The coronavirus was much worse then expected, as was its impact on senior care providers.

I have to admit I was wrong, but just the third time in 34 years. In late February, I referred to the coronavirus as the flu on steroids, and that the senior care industry was prepared to deal with it. I was wrong on both accounts. It was much worse than anything on steroids, and many providers were not prepared for this one. I am not sure anyone could have adequately prepared for a deadly disease that can be quickly spread by asymptomatic staff and visitors. 

Some people think they have escaped the worst part of the coronavirus, and they may be right. But this is not going to be a short-term problem. When the economy opens up, it looks likes restrictions on visits to nursing homes and assisted living communities will not be lifted until the end of a three-phase process, whenever that is. 

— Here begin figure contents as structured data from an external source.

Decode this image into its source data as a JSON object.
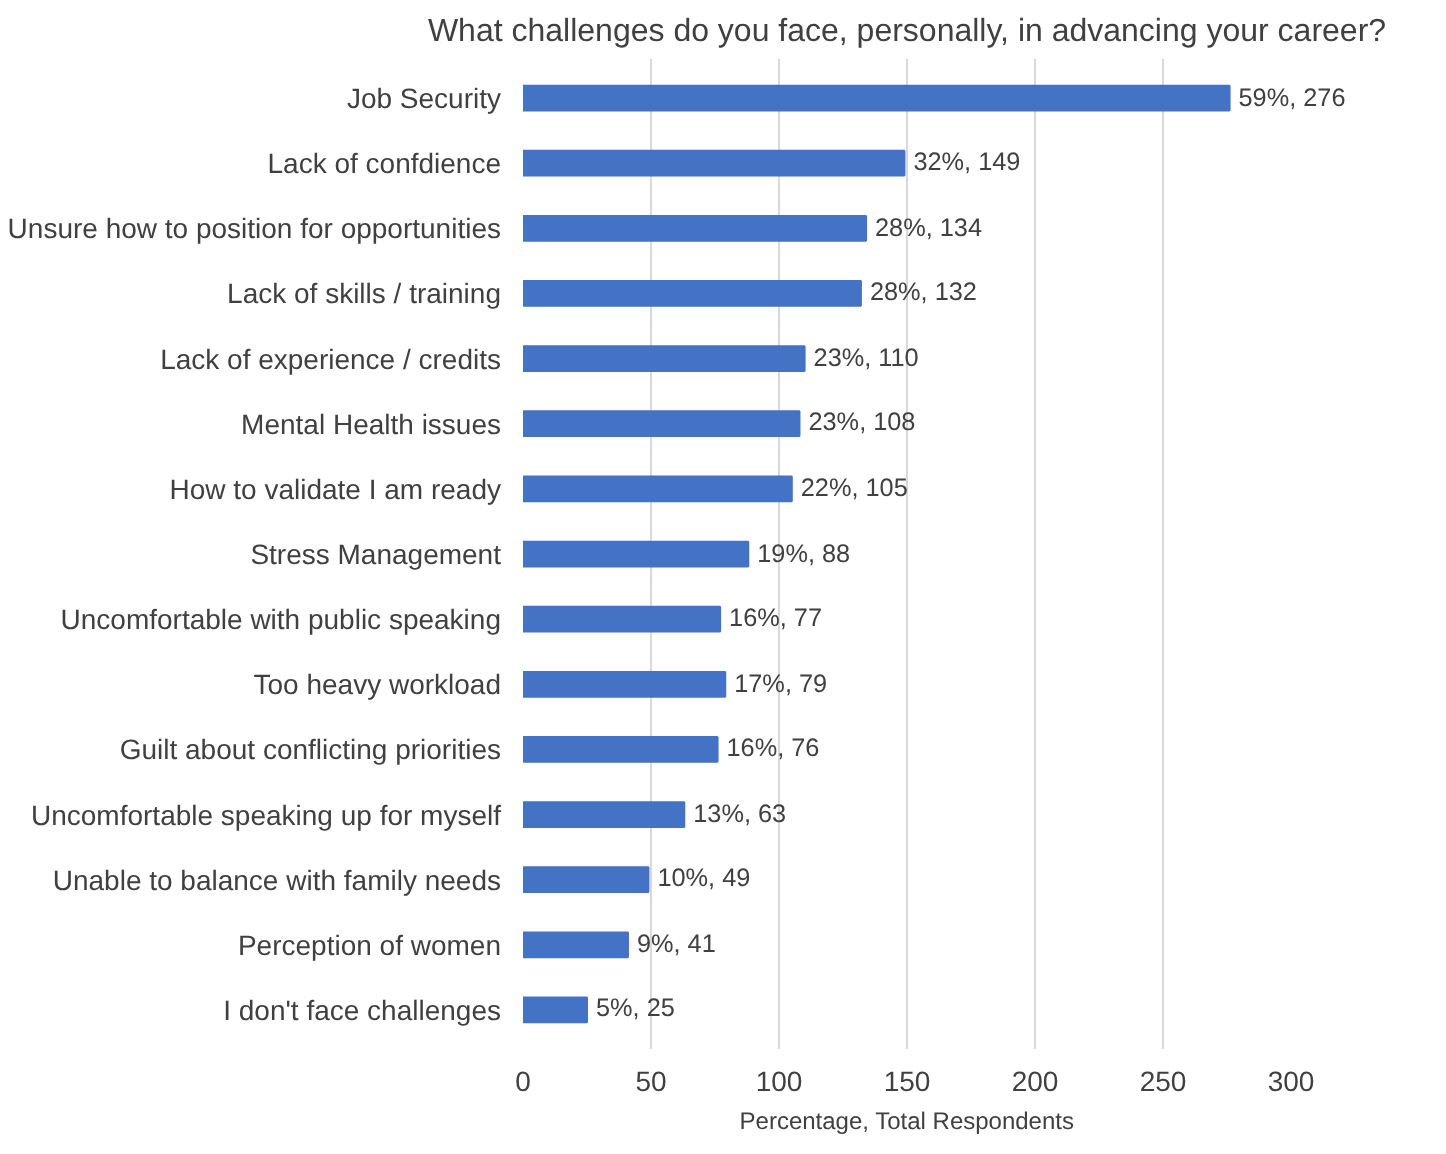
{
  "chart_data": {
    "type": "bar",
    "orientation": "horizontal",
    "title": "What challenges do you face, personally, in advancing your career?",
    "xlabel": "Percentage, Total Respondents",
    "categories": [
      "Job Security",
      "Lack of confdience",
      "Unsure how to position for opportunities",
      "Lack of skills / training",
      "Lack of experience / credits",
      "Mental Health issues",
      "How to validate I am ready",
      "Stress Management",
      "Uncomfortable with public speaking",
      "Too heavy workload",
      "Guilt about conflicting priorities",
      "Uncomfortable speaking up for myself",
      "Unable to balance with family needs",
      "Perception of women",
      "I don't face challenges"
    ],
    "values": [
      276,
      149,
      134,
      132,
      110,
      108,
      105,
      88,
      77,
      79,
      76,
      63,
      49,
      41,
      25
    ],
    "value_labels": [
      "59%, 276",
      "32%, 149",
      "28%, 134",
      "28%, 132",
      "23%, 110",
      "23%, 108",
      "22%, 105",
      "19%, 88",
      "16%, 77",
      "17%, 79",
      "16%, 76",
      "13%, 63",
      "10%, 49",
      "9%, 41",
      "5%, 25"
    ],
    "color": "#4472c4",
    "xlim": [
      0,
      300
    ],
    "xticks": [
      0,
      50,
      100,
      150,
      200,
      250,
      300
    ],
    "grid": "x"
  }
}
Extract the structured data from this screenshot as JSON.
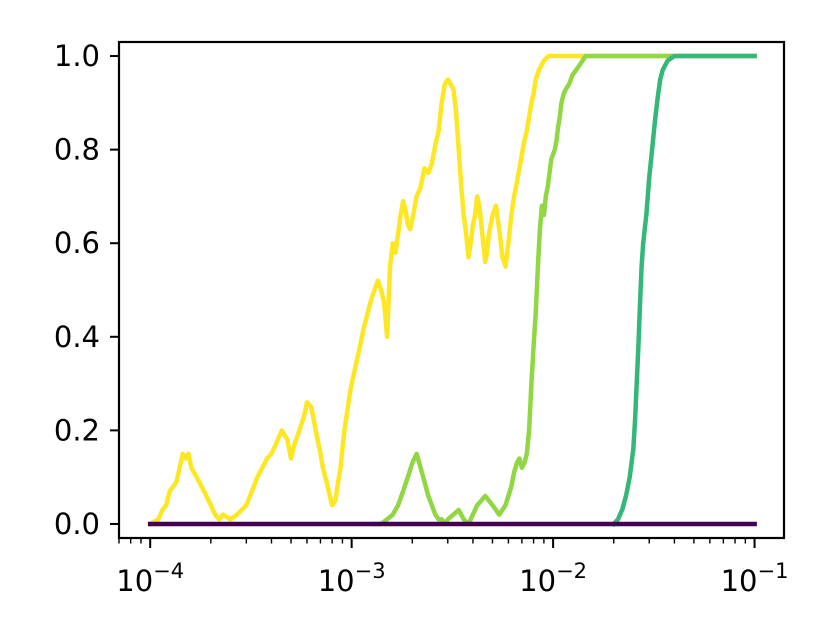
{
  "chart_data": {
    "type": "line",
    "title": "",
    "xlabel": "",
    "ylabel": "",
    "xscale": "log",
    "xlim": [
      7e-05,
      0.14
    ],
    "ylim": [
      -0.03,
      1.03
    ],
    "grid": false,
    "legend": "none",
    "x_tick_labels": [
      {
        "value": 0.0001,
        "base": "10",
        "exp": "−4"
      },
      {
        "value": 0.001,
        "base": "10",
        "exp": "−3"
      },
      {
        "value": 0.01,
        "base": "10",
        "exp": "−2"
      },
      {
        "value": 0.1,
        "base": "10",
        "exp": "−1"
      }
    ],
    "y_ticks": [
      0.0,
      0.2,
      0.4,
      0.6,
      0.8,
      1.0
    ],
    "y_tick_labels": [
      "0.0",
      "0.2",
      "0.4",
      "0.6",
      "0.8",
      "1.0"
    ],
    "series": [
      {
        "color": "#fde725",
        "x": [
          0.0001,
          0.00011,
          0.000115,
          0.00012,
          0.000125,
          0.00013,
          0.000135,
          0.00014,
          0.000145,
          0.00015,
          0.000155,
          0.00016,
          0.000165,
          0.00017,
          0.00018,
          0.00019,
          0.0002,
          0.00021,
          0.00022,
          0.00023,
          0.00025,
          0.00027,
          0.0003,
          0.00032,
          0.00034,
          0.00036,
          0.00038,
          0.0004,
          0.00042,
          0.00045,
          0.00048,
          0.0005,
          0.00052,
          0.00055,
          0.00058,
          0.0006,
          0.00063,
          0.00065,
          0.00067,
          0.0007,
          0.00072,
          0.00075,
          0.00078,
          0.0008,
          0.00083,
          0.00085,
          0.00088,
          0.0009,
          0.00092,
          0.00095,
          0.00098,
          0.001,
          0.00105,
          0.0011,
          0.00115,
          0.0012,
          0.00125,
          0.0013,
          0.00135,
          0.0014,
          0.00145,
          0.0015,
          0.00155,
          0.0016,
          0.00165,
          0.0017,
          0.00175,
          0.0018,
          0.00185,
          0.0019,
          0.00195,
          0.002,
          0.0021,
          0.0022,
          0.0023,
          0.0024,
          0.0025,
          0.0026,
          0.0027,
          0.0028,
          0.0029,
          0.003,
          0.0031,
          0.0032,
          0.0033,
          0.0034,
          0.0035,
          0.0036,
          0.0037,
          0.0038,
          0.0039,
          0.004,
          0.0041,
          0.0042,
          0.0043,
          0.0044,
          0.0045,
          0.0046,
          0.0047,
          0.0048,
          0.005,
          0.0052,
          0.0054,
          0.0056,
          0.0058,
          0.006,
          0.0062,
          0.0064,
          0.0066,
          0.0068,
          0.007,
          0.0072,
          0.0074,
          0.0076,
          0.0078,
          0.008,
          0.0082,
          0.0085,
          0.009,
          0.0095,
          0.01,
          0.0105,
          0.011,
          0.012,
          0.015,
          0.02,
          0.03,
          0.05,
          0.1
        ],
        "y": [
          0.0,
          0.01,
          0.03,
          0.04,
          0.07,
          0.08,
          0.09,
          0.12,
          0.15,
          0.14,
          0.15,
          0.12,
          0.11,
          0.1,
          0.08,
          0.06,
          0.04,
          0.02,
          0.01,
          0.02,
          0.01,
          0.02,
          0.04,
          0.07,
          0.1,
          0.12,
          0.14,
          0.15,
          0.17,
          0.2,
          0.18,
          0.14,
          0.17,
          0.2,
          0.23,
          0.26,
          0.25,
          0.22,
          0.19,
          0.15,
          0.12,
          0.09,
          0.06,
          0.04,
          0.05,
          0.08,
          0.12,
          0.16,
          0.2,
          0.24,
          0.28,
          0.3,
          0.34,
          0.38,
          0.42,
          0.45,
          0.48,
          0.5,
          0.52,
          0.5,
          0.47,
          0.4,
          0.55,
          0.6,
          0.58,
          0.62,
          0.66,
          0.69,
          0.67,
          0.64,
          0.63,
          0.65,
          0.7,
          0.72,
          0.76,
          0.75,
          0.77,
          0.81,
          0.84,
          0.9,
          0.94,
          0.95,
          0.94,
          0.93,
          0.88,
          0.8,
          0.72,
          0.66,
          0.62,
          0.57,
          0.6,
          0.64,
          0.66,
          0.7,
          0.68,
          0.64,
          0.6,
          0.56,
          0.58,
          0.62,
          0.66,
          0.68,
          0.63,
          0.57,
          0.55,
          0.6,
          0.66,
          0.7,
          0.73,
          0.76,
          0.79,
          0.82,
          0.84,
          0.87,
          0.9,
          0.92,
          0.95,
          0.97,
          0.99,
          1.0,
          1.0,
          1.0,
          1.0,
          1.0,
          1.0,
          1.0,
          1.0,
          1.0,
          1.0
        ]
      },
      {
        "color": "#90d743",
        "x": [
          0.0013,
          0.0014,
          0.0015,
          0.0016,
          0.0017,
          0.0018,
          0.0019,
          0.002,
          0.0021,
          0.0022,
          0.0023,
          0.0024,
          0.0025,
          0.0026,
          0.0027,
          0.0028,
          0.0029,
          0.003,
          0.0032,
          0.0034,
          0.0036,
          0.0038,
          0.004,
          0.0042,
          0.0044,
          0.0046,
          0.0048,
          0.005,
          0.0052,
          0.0054,
          0.0056,
          0.0058,
          0.006,
          0.0062,
          0.0064,
          0.0066,
          0.0068,
          0.007,
          0.0072,
          0.0074,
          0.0076,
          0.0078,
          0.008,
          0.0082,
          0.0084,
          0.0086,
          0.0088,
          0.009,
          0.0092,
          0.0094,
          0.0096,
          0.0098,
          0.01,
          0.0102,
          0.0104,
          0.0106,
          0.0108,
          0.011,
          0.0113,
          0.0116,
          0.012,
          0.0125,
          0.013,
          0.0135,
          0.014,
          0.0145,
          0.015,
          0.016,
          0.017,
          0.018,
          0.02,
          0.025,
          0.03,
          0.05,
          0.1
        ],
        "y": [
          0.0,
          0.0,
          0.01,
          0.02,
          0.04,
          0.07,
          0.1,
          0.13,
          0.15,
          0.12,
          0.09,
          0.06,
          0.04,
          0.02,
          0.01,
          0.01,
          0.0,
          0.01,
          0.02,
          0.03,
          0.01,
          0.0,
          0.02,
          0.04,
          0.05,
          0.06,
          0.05,
          0.04,
          0.03,
          0.02,
          0.03,
          0.04,
          0.06,
          0.08,
          0.11,
          0.13,
          0.14,
          0.12,
          0.13,
          0.15,
          0.2,
          0.3,
          0.38,
          0.45,
          0.55,
          0.63,
          0.68,
          0.66,
          0.7,
          0.72,
          0.75,
          0.78,
          0.79,
          0.8,
          0.82,
          0.85,
          0.87,
          0.9,
          0.92,
          0.93,
          0.94,
          0.96,
          0.97,
          0.98,
          0.99,
          1.0,
          1.0,
          1.0,
          1.0,
          1.0,
          1.0,
          1.0,
          1.0,
          1.0,
          1.0
        ]
      },
      {
        "color": "#35b779",
        "x": [
          0.02,
          0.021,
          0.022,
          0.023,
          0.024,
          0.025,
          0.0255,
          0.026,
          0.0265,
          0.027,
          0.0275,
          0.028,
          0.0285,
          0.029,
          0.0295,
          0.03,
          0.031,
          0.032,
          0.033,
          0.034,
          0.035,
          0.037,
          0.04,
          0.045,
          0.05,
          0.07,
          0.1
        ],
        "y": [
          0.0,
          0.01,
          0.03,
          0.06,
          0.1,
          0.16,
          0.22,
          0.3,
          0.38,
          0.47,
          0.55,
          0.6,
          0.63,
          0.66,
          0.7,
          0.74,
          0.8,
          0.86,
          0.91,
          0.95,
          0.97,
          0.99,
          1.0,
          1.0,
          1.0,
          1.0,
          1.0
        ]
      },
      {
        "color": "#440154",
        "x": [
          0.0001,
          0.1
        ],
        "y": [
          0.0,
          0.0
        ]
      }
    ]
  }
}
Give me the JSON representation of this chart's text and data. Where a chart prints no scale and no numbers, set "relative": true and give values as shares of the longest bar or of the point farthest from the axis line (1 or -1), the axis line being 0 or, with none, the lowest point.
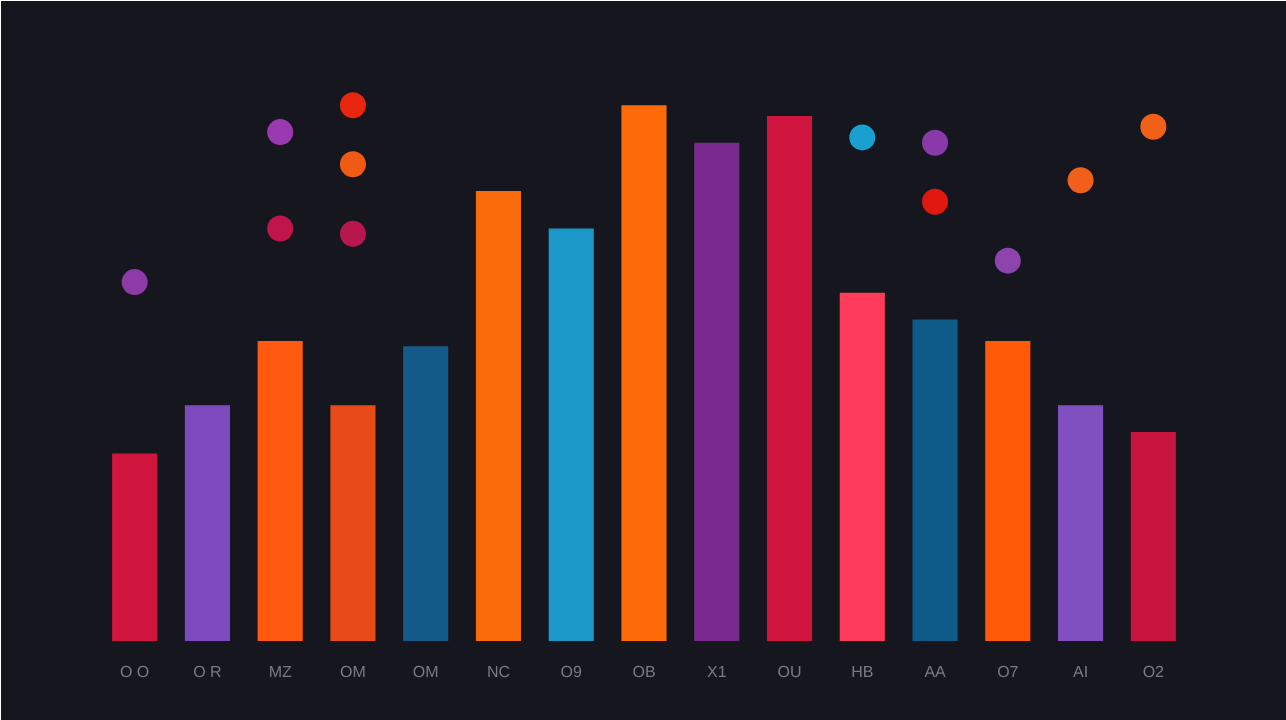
{
  "chart_data": {
    "type": "bar",
    "relative": true,
    "categories": [
      "O O",
      "O R",
      "MZ",
      "OM",
      "OM",
      "NC",
      "O9",
      "OB",
      "X1",
      "OU",
      "HB",
      "AA",
      "O7",
      "AI",
      "O2"
    ],
    "series": [
      {
        "values": [
          0.35,
          0.44,
          0.56,
          0.44,
          0.55,
          0.84,
          0.77,
          1,
          0.93,
          0.98,
          0.65,
          0.6,
          0.56,
          0.44,
          0.39
        ],
        "colors": [
          "#d0163f",
          "#7e4bbf",
          "#ff5a10",
          "#e84b1a",
          "#145a88",
          "#f86a0a",
          "#1b98c8",
          "#ff6a08",
          "#7a2a8e",
          "#d0163f",
          "#ff3b5c",
          "#0e5a88",
          "#ff5a08",
          "#8050c0",
          "#c8143e"
        ]
      },
      {
        "type": "scatter",
        "x": [
          "O O",
          "MZ",
          "MZ",
          "OM",
          "OM",
          "OM",
          "HB",
          "AA",
          "AA",
          "O7",
          "AI",
          "O2"
        ],
        "values": [
          0.67,
          0.95,
          0.77,
          0.76,
          1,
          0.89,
          0.94,
          0.82,
          0.93,
          0.71,
          0.86,
          0.96
        ],
        "colors": [
          "#8e3aa8",
          "#9b3ab0",
          "#c0154a",
          "#b8174e",
          "#e8260f",
          "#f05a14",
          "#1aa0d0",
          "#e0180f",
          "#8a3aa8",
          "#8e44ad",
          "#f0601a",
          "#f06018"
        ]
      }
    ],
    "marker": "circle"
  }
}
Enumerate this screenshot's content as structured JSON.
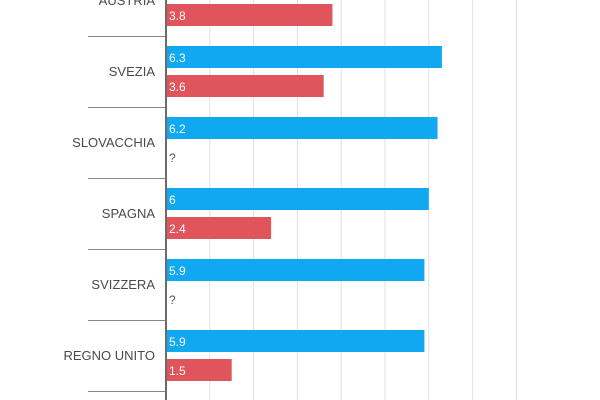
{
  "chart_data": {
    "type": "bar",
    "orientation": "horizontal",
    "categories": [
      "AUSTRIA",
      "SVEZIA",
      "SLOVACCHIA",
      "SPAGNA",
      "SVIZZERA",
      "REGNO UNITO"
    ],
    "series": [
      {
        "values": [
          null,
          6.3,
          6.2,
          6.0,
          5.9,
          5.9
        ],
        "labels": [
          "",
          "6.3",
          "6.2",
          "6",
          "5.9",
          "5.9"
        ],
        "color": "#10a9f1"
      },
      {
        "values": [
          3.8,
          3.6,
          null,
          2.4,
          null,
          1.5
        ],
        "labels": [
          "3.8",
          "3.6",
          "?",
          "2.4",
          "?",
          "1.5"
        ],
        "color": "#e0545b"
      }
    ],
    "xlim": [
      0,
      8
    ],
    "grid": true,
    "colors": {
      "grid": "#e0e0e0",
      "axis": "#6b6b6b",
      "separator": "#888888"
    }
  }
}
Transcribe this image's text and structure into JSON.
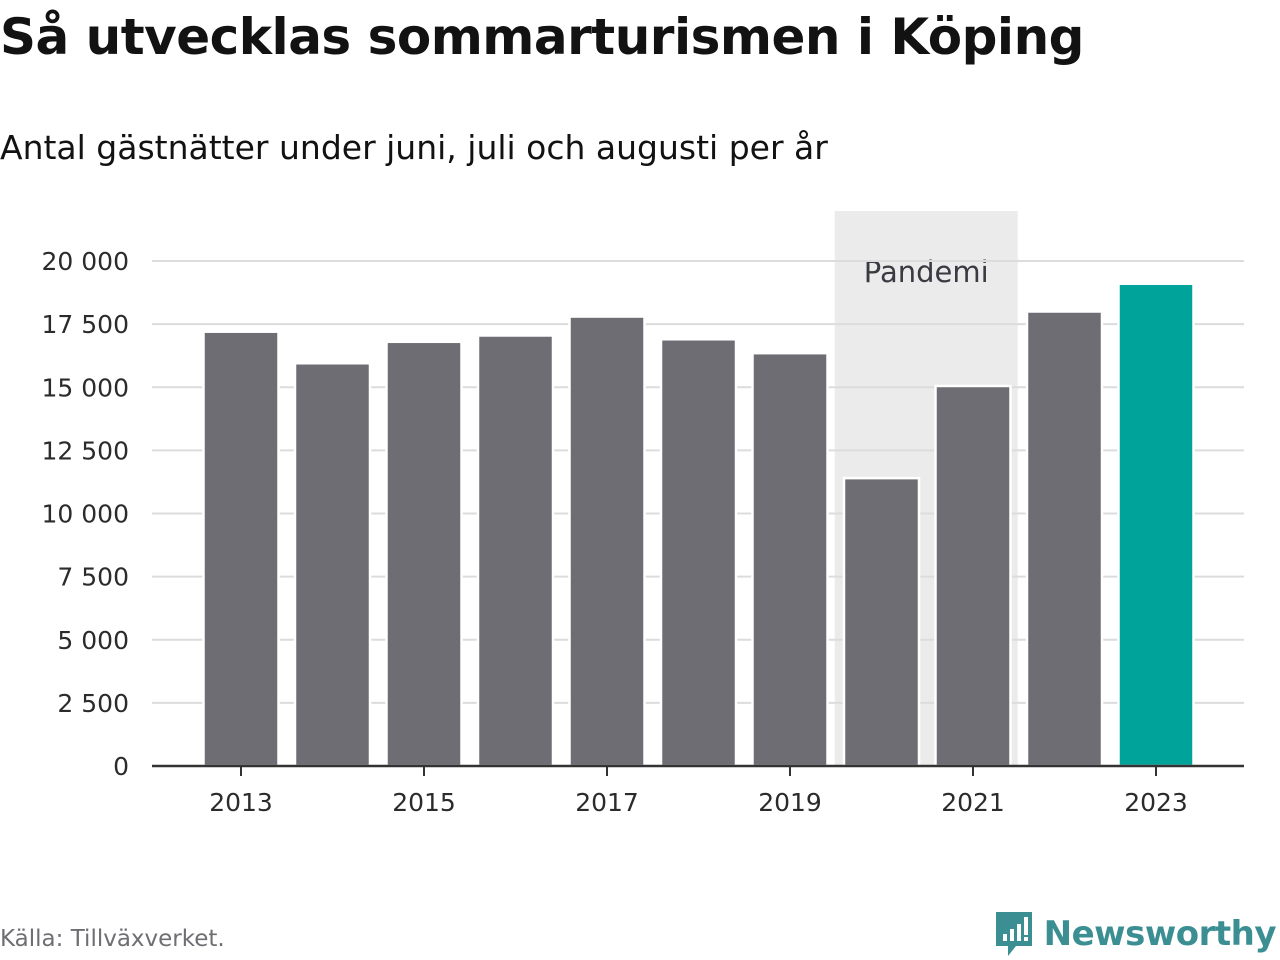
{
  "header": {
    "title": "Så utvecklas sommarturismen i Köping",
    "subtitle": "Antal gästnätter under juni, juli och augusti per år"
  },
  "footer": {
    "source": "Källa: Tillväxverket.",
    "brand": "Newsworthy",
    "brand_icon": "chart-bubble-icon"
  },
  "colors": {
    "bar": "#6e6d73",
    "highlight": "#00a39a",
    "pandemic_band": "#ebebeb",
    "grid": "#dcdcdc",
    "axis": "#333333",
    "brand": "#3b8f93"
  },
  "chart_data": {
    "type": "bar",
    "title": "Så utvecklas sommarturismen i Köping",
    "subtitle": "Antal gästnätter under juni, juli och augusti per år",
    "categories": [
      "2013",
      "2014",
      "2015",
      "2016",
      "2017",
      "2018",
      "2019",
      "2020",
      "2021",
      "2022",
      "2023"
    ],
    "values": [
      17200,
      15950,
      16800,
      17050,
      17800,
      16900,
      16350,
      11400,
      15050,
      18000,
      19100
    ],
    "highlight_category": "2023",
    "x_tick_labels": [
      "2013",
      "2015",
      "2017",
      "2019",
      "2021",
      "2023"
    ],
    "y_ticks": [
      0,
      2500,
      5000,
      7500,
      10000,
      12500,
      15000,
      17500,
      20000
    ],
    "y_tick_labels": [
      "0",
      "2 500",
      "5 000",
      "7 500",
      "10 000",
      "12 500",
      "15 000",
      "17 500",
      "20 000"
    ],
    "ylim": [
      0,
      20000
    ],
    "grid": true,
    "annotation": {
      "label": "Pandemi",
      "from": "2020",
      "to": "2021"
    },
    "xlabel": "",
    "ylabel": ""
  }
}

On average, it is likely that seniors housing occupancy could drop by at least 100 to 200 basis points a month through the end of June, with some better and others much worse. That means that we could be looking at national occupancy below 80% for the first time ever. That would be as close to catastrophic for the sector as you get.

I am not trying to scare you; I am just trying to be objective and mathematical, and to figure out what all this will mean for values, investing and lending. The good news is that despite the current negative publicity surrounding the skilled nursing sector, our industry is not going away and will learn from this. But if anyone thinks this will not have an impact on values, well, call me and we can have a chat.